MIKE VS. DAVE …
Just hours after Caroline Kennedy ended her bid for Hillary Clinton’s Senate seat Thursday, Mayor Bloomberg was once again clashing – loudly and publicly – with Gov. Paterson.
Coincidence?
Hardly.
After all, jousting between Big Apple mayors and New York state governors is the natural state of affairs – not the other way around.
So expect more fireworks – particularly given the fiscal squeeze both men face.
On Thursday, Mayor Mike blasted the governor’s plan to cut as much as $1.6 billion in state aid to the city.
“I understand all localities are being asked to take a bitter pill,” Hizzoner complained, referring to the proposed cut. “I don’t think it’s fair that New York City is being asked to swallow an entire bottle.”
Of course, every special interest is saying exactly the same thing: Paterson, they insist, needs to make deep cuts – to the other guys’ funding.
The mayor even warned, “We have got down to a level at this point where all the cuts from now on will be in the classroom.”
But wait a minute.
Is he suggesting that the city has yet to make any trims in core educational spending – that all funding rollbacks so far (assuming there were any) have been made outside the classroom?
That would truly be odd, given the supposed severity of the fiscal crunch.
As is, for that matter, Hizzoner’s apparent belief that New York can weather the economic downturn without scaling back the public workforce: Insufficient state aid, Mayor Mike said, is a recipe for – sit tight – layoffs.
Uh, hello?
The whole world is engaged in layoffs these days.
New York state has lost 100,000 private-sector jobs in the past two months.
Even Microsoft – which has never laid off anyone – announced (on the same day Bloomberg was whining) that it would soon eliminate as many as 5,000 of its jobs.

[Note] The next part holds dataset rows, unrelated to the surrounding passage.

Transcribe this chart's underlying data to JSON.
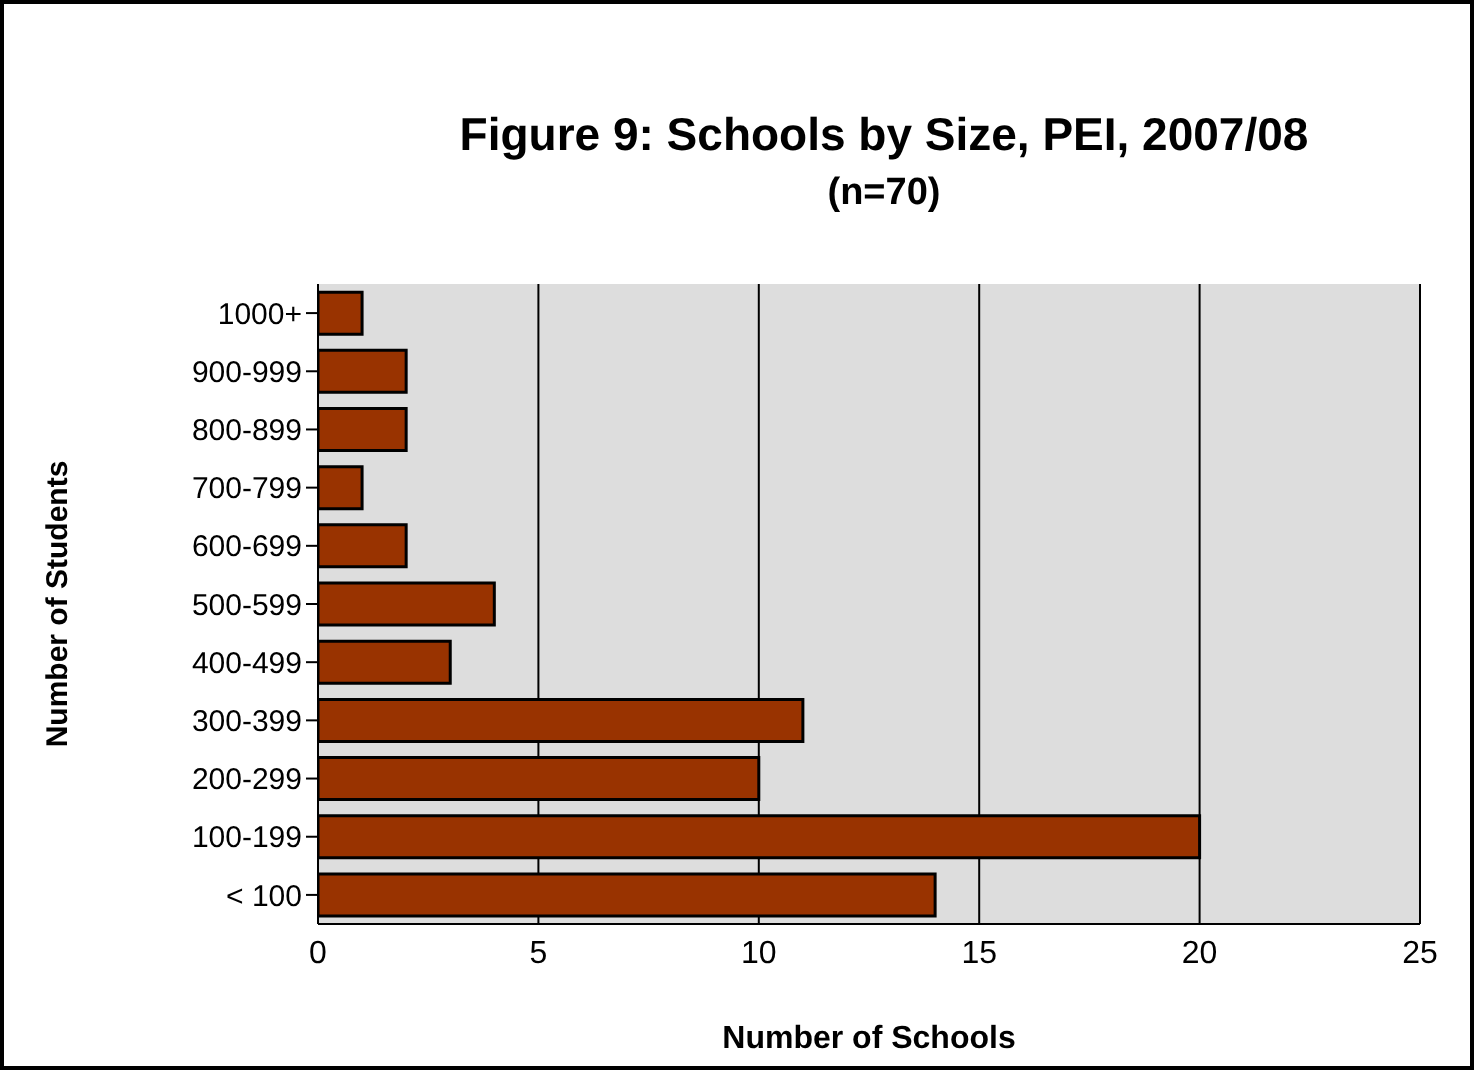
{
  "chart_data": {
    "type": "bar",
    "orientation": "horizontal",
    "title": "Figure 9: Schools by Size, PEI, 2007/08",
    "subtitle": "(n=70)",
    "xlabel": "Number of Schools",
    "ylabel": "Number of  Students",
    "categories": [
      "1000+",
      "900-999",
      "800-899",
      "700-799",
      "600-699",
      "500-599",
      "400-499",
      "300-399",
      "200-299",
      "100-199",
      "< 100"
    ],
    "values": [
      1,
      2,
      2,
      1,
      2,
      4,
      3,
      11,
      10,
      20,
      14
    ],
    "color": "#993300",
    "xlim": [
      0,
      25
    ],
    "xticks": [
      0,
      5,
      10,
      15,
      20,
      25
    ],
    "grid": "x"
  }
}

Can public employees be spared?
Should they be spared?
Now, for the past few weeks, Bloomberg may have felt he needed to mute his criticism of Paterson’s budget proposals – because he wanted the gov to tap Kennedy for Clinton’s Senate seat.
But all that’s history now.
It’s back to warfare-as-usual.
Remember, New York City mayors are concerned primarily with the city’s interests; governors worry about the entire state. Their goals and concerns, of necessity, often clash. Consider:
n Gov. Mario Cuomo and Mayor Ed Koch battled – and both were Democrats.
n Gov. George Pataki clashed with Mayor Rudy Giuliani; both were Republicans.
It would be strange indeed, particularly given their tight budgets, if Gov. Paterson and Mayor Bloomberg didn’t likewise go at it – the former being a Democrat, the latter, a who-knows-what these days.
So stay tuned.
If nothing else, it should make for good entertainment.